Nazri backs call for non-prosecuting AG
But he says the government has put constitutional amendments on hold.
PETALING JAYA: Minister in the Prime Minister’s Department Nazri Aziz today expressed support for a call to separate the functions of the Attorney-General and the Public Prosecutor in different individuals, but denied that the government interfered in the AG’s work.
“We can use the United Kingdom as a reference,” he said. “However, this is my personal opinion.”
In Britain, the Attorney General is the government’s chief legal adviser. Prosecution powers are in the hands of the Director of Public Prosecutions.
Yesterday, the Bar Council called on the government to amend the constitution in order to distinguish the AG from the Public Prosecutor.
Its president, Lim Chee Wen, said that vesting the same person with both functions could give rise to “selective prosecution” due to intervention by the executive arm of government.
Lawyers for Liberty made a similar call, saying the AG should be answerable to Parliament.
Nazri, who sits on the Umno supreme council, dismissed the widely held notion that the government was interfering in the AG’s work.
“During my tenure as law minister, the government never interfered in the AG’s independence,” he said.
Nazri also said the government had put on hold any tabling of laws that would require revising the Federal Constitution. This would be necessary to fulfil the Bar Council’s call.
“It’s because we do not have the two-thirds majority needed to make the amendment and we do not trust the opposition lawmakers will give us their support,” he said.
As for making the AG answerable to Parliament, Nazri said it was not possible under the Malaysian system of government.
“In our parliament, only an elected MP can sit in the Dewan Rakyat.”
‘DAP will support’
However, DAP chairman Karpal Singh said his party would not have any problem supporting constitutional amendments in the public interest.
“The AG must be independent and he must be perceived as such too,” he said.
According to the veteran lawyer, the AG at present has a conflict of interest because he heads both the prosecution office and the judicial service.

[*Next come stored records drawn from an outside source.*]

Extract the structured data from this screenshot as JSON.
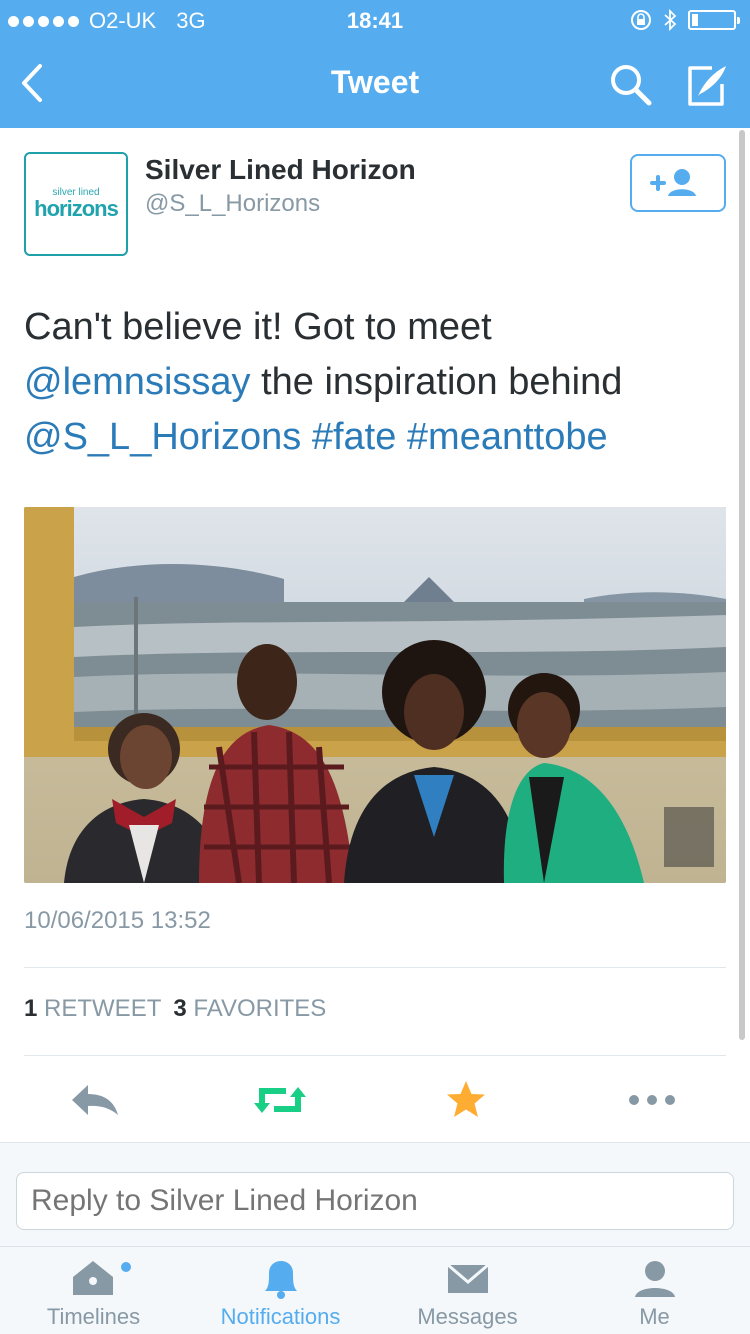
{
  "status_bar": {
    "carrier": "O2-UK",
    "network": "3G",
    "time": "18:41"
  },
  "nav": {
    "title": "Tweet"
  },
  "tweet": {
    "display_name": "Silver Lined Horizon",
    "handle": "@S_L_Horizons",
    "avatar_text_small": "silver lined",
    "avatar_text_big": "horizons",
    "text_plain_1": "Can't believe it! Got to meet",
    "mention_1": "@lemnsissay",
    "text_plain_2": " the inspiration behind",
    "mention_2": "@S_L_Horizons",
    "hashtag_1": "#fate",
    "hashtag_2": "#meanttobe",
    "timestamp": "10/06/2015 13:52",
    "retweet_count": "1",
    "retweet_label": "RETWEET",
    "favorite_count": "3",
    "favorite_label": "FAVORITES"
  },
  "reply": {
    "placeholder": "Reply to Silver Lined Horizon"
  },
  "tabs": [
    {
      "label": "Timelines",
      "icon": "home-icon"
    },
    {
      "label": "Notifications",
      "icon": "bell-icon"
    },
    {
      "label": "Messages",
      "icon": "envelope-icon"
    },
    {
      "label": "Me",
      "icon": "person-icon"
    }
  ],
  "colors": {
    "brand": "#55acee",
    "link": "#2b7bb9",
    "retweet": "#19cf86",
    "favorite": "#ffac33",
    "muted": "#8899a6"
  }
}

“Most of the judges get appointed from the judicial service. So the judges are the AG’s former staff. It is fused in such a way that the AG’s and the judiciary’s independence are in question.”
Karpal also said the AG could be made answerable to Parliament if the Law Minister was appointed to the position.
“This is not something new,” he said. “From 1963 to 1977, the then law minister, Abdul Kadir Yusuff, also served as the AG and he delegated the prosecution office to the Solicitor-General, Salleh Abas.”